8. Изменения статуса и социальных функций мужских обсценных кодов в отечественной культуре первой половины двадцатого века.
Двадцатый век стал для русского мата, как и для большинства иных европейских мужских обсценных кодов, временем резкой смены как культурного статуса, так и тех социальных функций, которые он — с теми или иными вариациями, но относительно неизменно — выполнял, очевидно, на протяжении многих и многих веков. Масштабные социальные и культурные ротации, вызванные известными политическими событиями, начиная с осени 1917 года, не могли не привести к не менее резкой смене доминирующих в тех или иных сферах поведенческих практик — в том числе и речевых. Однако, процессы, приведшие к установлению нынешней культурно-речевой ситуации в той ее части, которая имеет отношение к мужским обсценным кодам, начались значительно раньше.

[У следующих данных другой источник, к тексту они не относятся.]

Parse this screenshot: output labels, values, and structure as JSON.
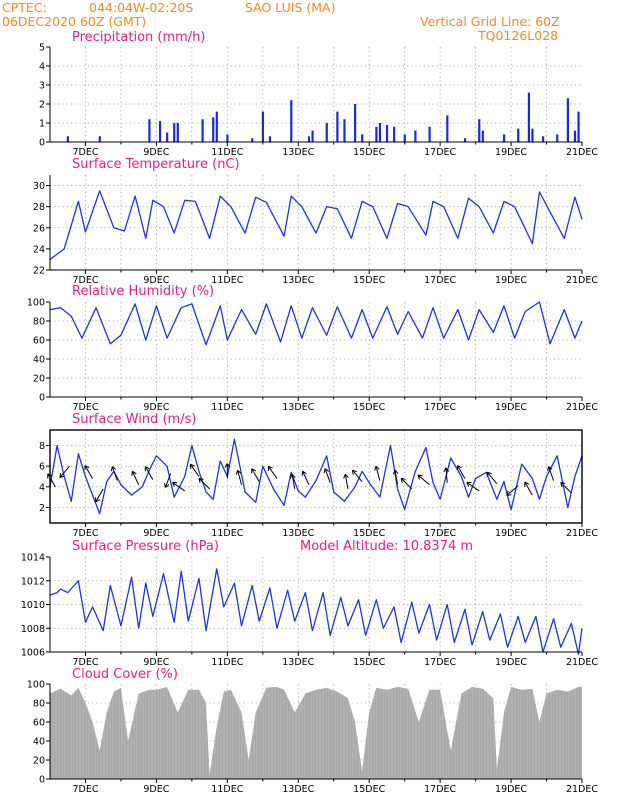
{
  "header": {
    "source": "CPTEC:",
    "location_coords": "044:04W-02:20S",
    "location_name": "SAO LUIS (MA)",
    "datetime": "06DEC2020 60Z (GMT)",
    "grid_line_label": "Vertical Grid Line: 60Z",
    "product_code": "TQ0126L028"
  },
  "colors": {
    "header_text": "#f08a28",
    "panel_title": "#e0208c",
    "series_line": "#2233dd",
    "bars": "#1a2bd6",
    "cloud_fill": "#a8a8a8",
    "grid": "#9a9a9a"
  },
  "x_axis_ticks": [
    "7DEC",
    "9DEC",
    "11DEC",
    "13DEC",
    "15DEC",
    "17DEC",
    "19DEC",
    "21DEC"
  ],
  "chart_data": [
    {
      "id": "precip",
      "type": "bar",
      "title": "Precipitation (mm/h)",
      "ylim": [
        0,
        5
      ],
      "yticks": [
        "0",
        "1",
        "2",
        "3",
        "4",
        "5"
      ],
      "grid": true,
      "x": [
        6.5,
        7.4,
        8.8,
        9.1,
        9.3,
        9.5,
        9.6,
        10.3,
        10.6,
        10.7,
        11.0,
        11.7,
        12.0,
        12.2,
        12.8,
        13.3,
        13.4,
        13.8,
        14.1,
        14.3,
        14.6,
        14.8,
        15.2,
        15.3,
        15.5,
        15.7,
        16.0,
        16.3,
        16.7,
        17.2,
        17.7,
        18.1,
        18.2,
        18.8,
        19.2,
        19.5,
        19.6,
        19.9,
        20.3,
        20.6,
        20.8,
        20.9
      ],
      "values": [
        0.3,
        0.3,
        1.2,
        1.1,
        0.5,
        1.0,
        1.0,
        1.2,
        1.3,
        1.6,
        0.4,
        0.2,
        1.6,
        0.3,
        2.2,
        0.3,
        0.6,
        1.0,
        1.6,
        1.2,
        2.0,
        0.4,
        0.8,
        1.0,
        0.9,
        0.8,
        0.4,
        0.6,
        0.8,
        1.4,
        0.2,
        1.2,
        0.6,
        0.4,
        0.7,
        2.6,
        0.7,
        0.3,
        0.4,
        2.3,
        0.6,
        1.6
      ]
    },
    {
      "id": "temp",
      "type": "line",
      "title": "Surface Temperature (nC)",
      "ylim": [
        22,
        31
      ],
      "yticks": [
        "22",
        "24",
        "26",
        "28",
        "30"
      ],
      "grid": true,
      "x": [
        6.0,
        6.4,
        6.8,
        7.0,
        7.4,
        7.8,
        8.1,
        8.4,
        8.7,
        8.9,
        9.2,
        9.5,
        9.8,
        10.1,
        10.5,
        10.8,
        11.1,
        11.5,
        11.8,
        12.1,
        12.6,
        12.8,
        13.1,
        13.5,
        13.8,
        14.1,
        14.5,
        14.8,
        15.1,
        15.5,
        15.8,
        16.1,
        16.6,
        16.8,
        17.1,
        17.5,
        17.8,
        18.1,
        18.5,
        18.8,
        19.1,
        19.6,
        19.8,
        20.1,
        20.5,
        20.8,
        21.0
      ],
      "values": [
        23.0,
        24.0,
        28.5,
        25.6,
        29.5,
        26.0,
        25.7,
        29.0,
        25.0,
        28.6,
        28.0,
        25.5,
        28.6,
        28.5,
        25.0,
        29.0,
        28.0,
        25.5,
        28.9,
        28.4,
        25.2,
        29.0,
        28.0,
        25.5,
        28.0,
        27.8,
        25.0,
        28.5,
        28.0,
        25.0,
        28.3,
        28.0,
        25.3,
        28.5,
        28.0,
        25.0,
        28.8,
        28.0,
        25.5,
        28.5,
        28.0,
        24.5,
        29.4,
        27.5,
        25.0,
        28.9,
        26.8
      ]
    },
    {
      "id": "rh",
      "type": "line",
      "title": "Relative Humidity (%)",
      "ylim": [
        0,
        100
      ],
      "yticks": [
        "0",
        "20",
        "40",
        "60",
        "80",
        "100"
      ],
      "grid": true,
      "x": [
        6.0,
        6.3,
        6.6,
        6.9,
        7.3,
        7.7,
        8.0,
        8.4,
        8.7,
        9.0,
        9.3,
        9.7,
        10.0,
        10.4,
        10.8,
        11.0,
        11.4,
        11.8,
        12.1,
        12.5,
        12.8,
        13.1,
        13.4,
        13.8,
        14.1,
        14.5,
        14.8,
        15.1,
        15.5,
        15.8,
        16.1,
        16.5,
        16.8,
        17.1,
        17.5,
        17.8,
        18.1,
        18.5,
        18.8,
        19.1,
        19.4,
        19.8,
        20.1,
        20.5,
        20.8,
        21.0
      ],
      "values": [
        92,
        94,
        85,
        62,
        94,
        56,
        65,
        98,
        60,
        96,
        62,
        94,
        98,
        55,
        96,
        60,
        92,
        66,
        98,
        58,
        96,
        62,
        94,
        65,
        95,
        62,
        92,
        62,
        95,
        66,
        90,
        62,
        94,
        62,
        92,
        60,
        92,
        68,
        96,
        62,
        90,
        100,
        56,
        92,
        62,
        80
      ]
    },
    {
      "id": "wind",
      "type": "line",
      "title": "Surface Wind (m/s)",
      "ylim": [
        0.5,
        9.5
      ],
      "yticks": [
        "2",
        "4",
        "6",
        "8"
      ],
      "grid": true,
      "x": [
        6.0,
        6.2,
        6.4,
        6.6,
        6.8,
        7.0,
        7.2,
        7.4,
        7.6,
        7.8,
        8.0,
        8.3,
        8.6,
        8.8,
        9.0,
        9.3,
        9.5,
        9.8,
        10.0,
        10.2,
        10.4,
        10.6,
        10.8,
        11.0,
        11.2,
        11.5,
        11.8,
        12.0,
        12.3,
        12.6,
        12.8,
        13.0,
        13.2,
        13.5,
        13.8,
        14.0,
        14.3,
        14.6,
        14.8,
        15.0,
        15.3,
        15.6,
        15.8,
        16.0,
        16.3,
        16.6,
        16.8,
        17.0,
        17.3,
        17.6,
        17.8,
        18.0,
        18.3,
        18.6,
        18.8,
        19.0,
        19.3,
        19.6,
        19.8,
        20.0,
        20.3,
        20.6,
        20.8,
        21.0
      ],
      "values": [
        4.0,
        8.0,
        5.0,
        2.6,
        7.2,
        5.0,
        3.2,
        1.4,
        4.5,
        5.5,
        4.2,
        3.2,
        4.0,
        5.6,
        7.0,
        6.0,
        3.0,
        5.0,
        8.0,
        5.5,
        3.5,
        2.8,
        6.5,
        5.0,
        8.6,
        3.5,
        2.5,
        6.0,
        3.8,
        2.2,
        5.4,
        3.6,
        3.0,
        4.6,
        7.0,
        3.5,
        2.6,
        4.0,
        5.5,
        4.4,
        3.0,
        8.0,
        3.8,
        1.8,
        5.5,
        7.8,
        4.4,
        2.8,
        6.8,
        5.0,
        3.0,
        4.8,
        5.4,
        2.8,
        4.5,
        1.8,
        6.2,
        4.8,
        2.8,
        5.0,
        7.0,
        2.0,
        5.0,
        7.0
      ],
      "arrows": [
        {
          "x": 6.15,
          "v": 4.0,
          "dir": 60
        },
        {
          "x": 6.55,
          "v": 6.0,
          "dir": 310
        },
        {
          "x": 7.2,
          "v": 4.8,
          "dir": 60
        },
        {
          "x": 7.5,
          "v": 3.8,
          "dir": 300
        },
        {
          "x": 7.9,
          "v": 4.6,
          "dir": 70
        },
        {
          "x": 8.5,
          "v": 4.2,
          "dir": 65
        },
        {
          "x": 8.9,
          "v": 4.7,
          "dir": 60
        },
        {
          "x": 9.4,
          "v": 5.3,
          "dir": 290
        },
        {
          "x": 9.8,
          "v": 3.6,
          "dir": 35
        },
        {
          "x": 10.2,
          "v": 5.0,
          "dir": 55
        },
        {
          "x": 10.5,
          "v": 3.8,
          "dir": 45
        },
        {
          "x": 11.0,
          "v": 4.8,
          "dir": 90
        },
        {
          "x": 11.4,
          "v": 4.2,
          "dir": 75
        },
        {
          "x": 11.9,
          "v": 4.5,
          "dir": 60
        },
        {
          "x": 12.4,
          "v": 4.8,
          "dir": 55
        },
        {
          "x": 12.9,
          "v": 3.8,
          "dir": 80
        },
        {
          "x": 13.3,
          "v": 4.2,
          "dir": 65
        },
        {
          "x": 13.9,
          "v": 4.4,
          "dir": 70
        },
        {
          "x": 14.4,
          "v": 3.8,
          "dir": 80
        },
        {
          "x": 14.8,
          "v": 4.5,
          "dir": 50
        },
        {
          "x": 15.3,
          "v": 4.6,
          "dir": 75
        },
        {
          "x": 15.8,
          "v": 4.2,
          "dir": 80
        },
        {
          "x": 16.2,
          "v": 3.8,
          "dir": 45
        },
        {
          "x": 16.7,
          "v": 4.2,
          "dir": 40
        },
        {
          "x": 17.2,
          "v": 4.4,
          "dir": 85
        },
        {
          "x": 17.7,
          "v": 4.8,
          "dir": 60
        },
        {
          "x": 18.1,
          "v": 3.6,
          "dir": 35
        },
        {
          "x": 18.6,
          "v": 4.3,
          "dir": 50
        },
        {
          "x": 19.2,
          "v": 4.1,
          "dir": 320
        },
        {
          "x": 19.6,
          "v": 3.2,
          "dir": 60
        },
        {
          "x": 20.2,
          "v": 4.6,
          "dir": 70
        },
        {
          "x": 20.7,
          "v": 3.4,
          "dir": 45
        }
      ]
    },
    {
      "id": "pressure",
      "type": "line",
      "title": "Surface Pressure (hPa)",
      "annotation": "Model Altitude: 10.8374 m",
      "ylim": [
        1006,
        1014
      ],
      "yticks": [
        "1006",
        "1008",
        "1010",
        "1012",
        "1014"
      ],
      "grid": true,
      "x": [
        6.0,
        6.2,
        6.3,
        6.5,
        6.8,
        7.0,
        7.2,
        7.5,
        7.7,
        8.0,
        8.3,
        8.5,
        8.7,
        8.9,
        9.2,
        9.5,
        9.7,
        9.9,
        10.2,
        10.4,
        10.7,
        10.9,
        11.2,
        11.4,
        11.7,
        11.9,
        12.2,
        12.4,
        12.7,
        12.9,
        13.2,
        13.4,
        13.7,
        13.9,
        14.2,
        14.4,
        14.7,
        14.9,
        15.2,
        15.4,
        15.7,
        15.9,
        16.2,
        16.4,
        16.7,
        16.9,
        17.2,
        17.4,
        17.7,
        17.9,
        18.2,
        18.4,
        18.7,
        18.9,
        19.2,
        19.4,
        19.7,
        19.9,
        20.2,
        20.4,
        20.7,
        20.9,
        21.0
      ],
      "values": [
        1010.8,
        1011.0,
        1011.3,
        1011.0,
        1012.0,
        1008.5,
        1009.8,
        1007.8,
        1011.6,
        1008.2,
        1012.3,
        1008.0,
        1011.8,
        1009.0,
        1012.6,
        1008.5,
        1012.8,
        1008.6,
        1012.2,
        1007.8,
        1013.0,
        1009.8,
        1011.8,
        1008.2,
        1011.6,
        1008.6,
        1011.4,
        1008.0,
        1011.2,
        1008.6,
        1011.0,
        1007.8,
        1011.0,
        1007.4,
        1010.6,
        1008.2,
        1010.4,
        1007.4,
        1010.4,
        1008.0,
        1009.8,
        1006.8,
        1010.2,
        1007.6,
        1010.0,
        1007.0,
        1010.0,
        1006.8,
        1009.6,
        1006.6,
        1009.4,
        1007.0,
        1009.2,
        1006.4,
        1009.0,
        1006.8,
        1009.0,
        1006.0,
        1008.8,
        1006.4,
        1008.4,
        1005.8,
        1008.0
      ]
    },
    {
      "id": "cloud",
      "type": "area",
      "title": "Cloud Cover (%)",
      "ylim": [
        0,
        100
      ],
      "yticks": [
        "0",
        "20",
        "40",
        "60",
        "80",
        "100"
      ],
      "grid": true,
      "x": [
        6.0,
        6.3,
        6.6,
        6.8,
        7.0,
        7.2,
        7.4,
        7.6,
        7.8,
        8.0,
        8.2,
        8.5,
        8.8,
        9.0,
        9.3,
        9.6,
        9.9,
        10.2,
        10.4,
        10.5,
        10.7,
        10.9,
        11.1,
        11.4,
        11.6,
        11.8,
        12.1,
        12.4,
        12.6,
        12.9,
        13.2,
        13.5,
        13.8,
        14.1,
        14.4,
        14.6,
        14.8,
        14.9,
        15.0,
        15.2,
        15.5,
        15.8,
        16.1,
        16.4,
        16.7,
        17.0,
        17.3,
        17.6,
        17.9,
        18.2,
        18.5,
        18.6,
        18.8,
        19.0,
        19.3,
        19.6,
        19.8,
        20.0,
        20.3,
        20.6,
        20.9,
        21.0
      ],
      "values": [
        90,
        95,
        88,
        96,
        80,
        60,
        30,
        70,
        92,
        96,
        40,
        90,
        94,
        94,
        97,
        70,
        94,
        94,
        80,
        5,
        55,
        92,
        94,
        70,
        20,
        70,
        96,
        97,
        94,
        70,
        90,
        94,
        96,
        92,
        85,
        60,
        8,
        40,
        70,
        96,
        94,
        97,
        95,
        60,
        94,
        94,
        30,
        90,
        97,
        95,
        85,
        10,
        70,
        97,
        94,
        95,
        60,
        90,
        94,
        92,
        97,
        97
      ]
    }
  ]
}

Существенную роль в изменении функций и общего статуса русского мата сыграло, на мой взгляд — как иронично бы это ни звучало, если иметь в виду привычный марксистский дискурс — формирование в России фабричного пролетариата. Однако, прежде, чем перейти к обсуждению данной проблемы, позволю себе небольшой экскурс в область ряда специфических социальных практик, сложившихся в совершенно иной — с формально-социологической точки зрения — среде: а именно в среде крестьянской. Вернее, в одной, весьма специфической ее части. Дело в том, что говорить о российской крестьянской общине XVIII — XIX веков без учета значительного количества деревень, и даже целых волостей, живших в основном не за счет сельского хозяйства, а за счет отхожих промыслов, значило бы непозволительным образом упрощать ситуацию. Целый ряд «городских», «буржуазных» (то есть, связанных с торговлей, сферой обслуживания и ремесленным производством) профессий существовал в основном за счет приходящей сезонной рабочей силы. Где-то эта привязка была жестко сезонной — как в ситуации с бурлаками или офенями. Где-то существовал своего рода «вахтенный метод» (извозчики). Однако, в общем счете, сама структура подобного способа существования целых мужских коммун (а отхожими промыслами занималась практически исключительно мужская часть населения «специализированных» деревень) удивительным образом напоминает «волчью сезонность».
(Еще одна социальная ниша, в которой «волчьи» формы и нормы поведения сохранились (возобновились?) в еще более структурно очевидном виде, есть казачество. Собственно казачество — как русское, так и украинское — изначально, видимо, и сформировалось на основе еще живых «волчьих» социальных матриц, по крайней мере Запорожская Сечь хотя бы отчасти выполняла сходные «воспитательные» функции. Тема взаимосвязи казачества с традицией воинских мужских союзов настолько серьезна и объемна, что должна бы стать темой отдельного (монографического?) исследования — здесь же я позволю себе сослаться только на очевидные «маргинальные» параллели (исходный для русского, и постоянно действующий для «сичевого» казачества запрет на землепашество, четко выраженная тяга к «сезонности», запрет на нахождение женщин в пределах Сечи — семантика всех, существующих в жесткой привязке к определенной территориально-магической реальности аттитюдов, с моей точки зрения, достаточно очевидна), а заодно — на тот (во многом пропагандистский) образ кровожадного и дикого казака, казака-«волка», который как-то «сам собой» сложился в Европе (в особенности, после заграничного похода русской армии в 1813 — 1814 годах). Сходные методы принципиально маргинализированной «стайной» организации можно встретить у валашских гайдуков (у которых «логова» принципиально располагались на другом берегу Дуная — по другую сторону семантически значимой водной преграды от «человеческих» деревень; в пиратских республиках Адриатики, Мадагаскара и Карибского бассейна и т.д. Ср. также опыт чешских гуситов по созданию «Табора» — «братской» стайной религиозной организации, каждый вступающий в которую обязан был отречься от семьи, сжечь свой дом и положить жизнь на «исполнение Страшного суда» над всеми не-гуситами. Религиозный субстрат в данном случае не должен затенять типологической близости самих возникших маргинальных военизированных («Табор»!) структур привычным индоевропейским «волчьим» матрицам. Еще более показателен в этом смысле опыт ничуть не менее агрессивных, чем табориты, но еще более маргинализированных современных им и уничтоженных ими адамитов.)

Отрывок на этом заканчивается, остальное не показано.